Most recently, that’s meant coming out of retirement to be the organization’s interim executive director. Carr spent about 10 years as a coordinator with the organization, then another 15 as a board member. Since their last executive director left last year, the coalition asked Carr to come back.
“In spite of the work being hard at times, and even scary, there’s always something more to learn,” she said during an interview at her home.
In her most recent incarnation with the Boundary Women’s Coalition, Carr’s been passing on her knowledge, skills and advice to staff as the organization transitions to take on a new model, one with a leader made up of the collective team. It’s just the most recent of three decades of evolution that the organization’s undergone.
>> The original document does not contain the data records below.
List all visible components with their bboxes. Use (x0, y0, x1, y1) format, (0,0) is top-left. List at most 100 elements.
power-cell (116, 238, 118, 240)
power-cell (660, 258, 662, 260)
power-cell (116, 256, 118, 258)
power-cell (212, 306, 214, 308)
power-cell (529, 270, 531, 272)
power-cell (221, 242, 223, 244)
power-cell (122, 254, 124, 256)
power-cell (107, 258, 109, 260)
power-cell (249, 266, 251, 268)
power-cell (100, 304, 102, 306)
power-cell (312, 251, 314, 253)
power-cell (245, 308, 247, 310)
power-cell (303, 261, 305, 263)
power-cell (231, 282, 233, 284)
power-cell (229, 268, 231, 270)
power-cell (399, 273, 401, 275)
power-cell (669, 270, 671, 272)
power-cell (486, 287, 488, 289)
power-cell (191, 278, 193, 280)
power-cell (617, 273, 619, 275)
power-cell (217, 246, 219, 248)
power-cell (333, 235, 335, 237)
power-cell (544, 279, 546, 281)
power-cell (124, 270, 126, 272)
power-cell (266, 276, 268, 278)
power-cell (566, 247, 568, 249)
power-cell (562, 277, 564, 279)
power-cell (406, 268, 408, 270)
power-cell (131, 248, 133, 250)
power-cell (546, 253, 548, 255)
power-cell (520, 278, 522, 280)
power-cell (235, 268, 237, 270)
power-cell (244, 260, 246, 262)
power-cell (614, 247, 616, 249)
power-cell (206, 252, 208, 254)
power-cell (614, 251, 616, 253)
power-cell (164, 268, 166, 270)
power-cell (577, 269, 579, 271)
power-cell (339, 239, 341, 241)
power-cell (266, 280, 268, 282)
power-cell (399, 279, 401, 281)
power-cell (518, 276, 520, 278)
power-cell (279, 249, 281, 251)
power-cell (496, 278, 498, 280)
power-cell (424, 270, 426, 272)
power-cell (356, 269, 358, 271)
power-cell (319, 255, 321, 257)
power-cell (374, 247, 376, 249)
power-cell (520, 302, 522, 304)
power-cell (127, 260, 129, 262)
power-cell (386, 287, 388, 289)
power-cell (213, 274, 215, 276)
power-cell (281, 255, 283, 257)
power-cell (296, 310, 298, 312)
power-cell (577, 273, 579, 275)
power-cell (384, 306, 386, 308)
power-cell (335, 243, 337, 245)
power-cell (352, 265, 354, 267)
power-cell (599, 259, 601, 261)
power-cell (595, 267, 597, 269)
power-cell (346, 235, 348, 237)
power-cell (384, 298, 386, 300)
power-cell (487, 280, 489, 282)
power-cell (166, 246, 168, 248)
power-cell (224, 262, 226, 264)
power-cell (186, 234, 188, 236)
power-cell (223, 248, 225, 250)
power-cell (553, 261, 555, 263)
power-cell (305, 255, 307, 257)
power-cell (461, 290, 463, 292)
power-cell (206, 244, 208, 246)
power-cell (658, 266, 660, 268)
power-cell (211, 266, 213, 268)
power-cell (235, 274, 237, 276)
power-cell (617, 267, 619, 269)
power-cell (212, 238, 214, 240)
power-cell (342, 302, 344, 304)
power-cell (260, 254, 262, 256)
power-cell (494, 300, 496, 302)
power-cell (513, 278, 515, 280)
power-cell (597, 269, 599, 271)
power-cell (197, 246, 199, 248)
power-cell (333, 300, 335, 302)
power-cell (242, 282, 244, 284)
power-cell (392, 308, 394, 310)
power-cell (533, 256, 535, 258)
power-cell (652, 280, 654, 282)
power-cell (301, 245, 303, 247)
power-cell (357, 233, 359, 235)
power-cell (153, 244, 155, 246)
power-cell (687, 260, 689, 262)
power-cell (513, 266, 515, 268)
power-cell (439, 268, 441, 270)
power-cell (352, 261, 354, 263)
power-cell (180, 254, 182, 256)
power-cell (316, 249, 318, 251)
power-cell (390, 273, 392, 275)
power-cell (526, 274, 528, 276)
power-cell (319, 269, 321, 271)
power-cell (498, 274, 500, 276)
Changes started with its members’ philosophies.
Today, the organization abides by tenets of feminist theory, from the way they run their board meetings to their approach with clients too. In 1986 though, it was just about helping a neighbour.
“Probably half of the women there wouldn’t have call themselves feminists,” Carr said of the first women to organize and help support women and children fleeing violence in their own homes.
“But when we engaged in the work, so much the writing was written by feminists that, you know, it just became [part of us, the realization,] ‘Oh gosh, I actually am a feminist.'”
With her own grandchildren, Carr is much more direct, to the point where she’ll stop the show she’s watching with her granddaughter to ask if what the teenage protagonists were doing was appropriate, or spark conversations while driving to soccer practice.
Though she’ll soon be retiring again, having a little more time for Scrabble and cribbage games in the same home where she hosted vulnerable women before the coalition got the nurses’ residence in the early ’90s, the veteran social worker isn’t done working towards changing the ways family supports are offered in the region. Next up for the Boundary Women’s Coalition is a second-stage housing arrangement to extend living supports for vulnerable women and children.
“That’s been something that hasn’t come into the community yet,” she said. Like when they formed a group to support Boundary women and families, Carr said, “We’ve been waiting for it for a really long time. We’ve known that it’s been needed.”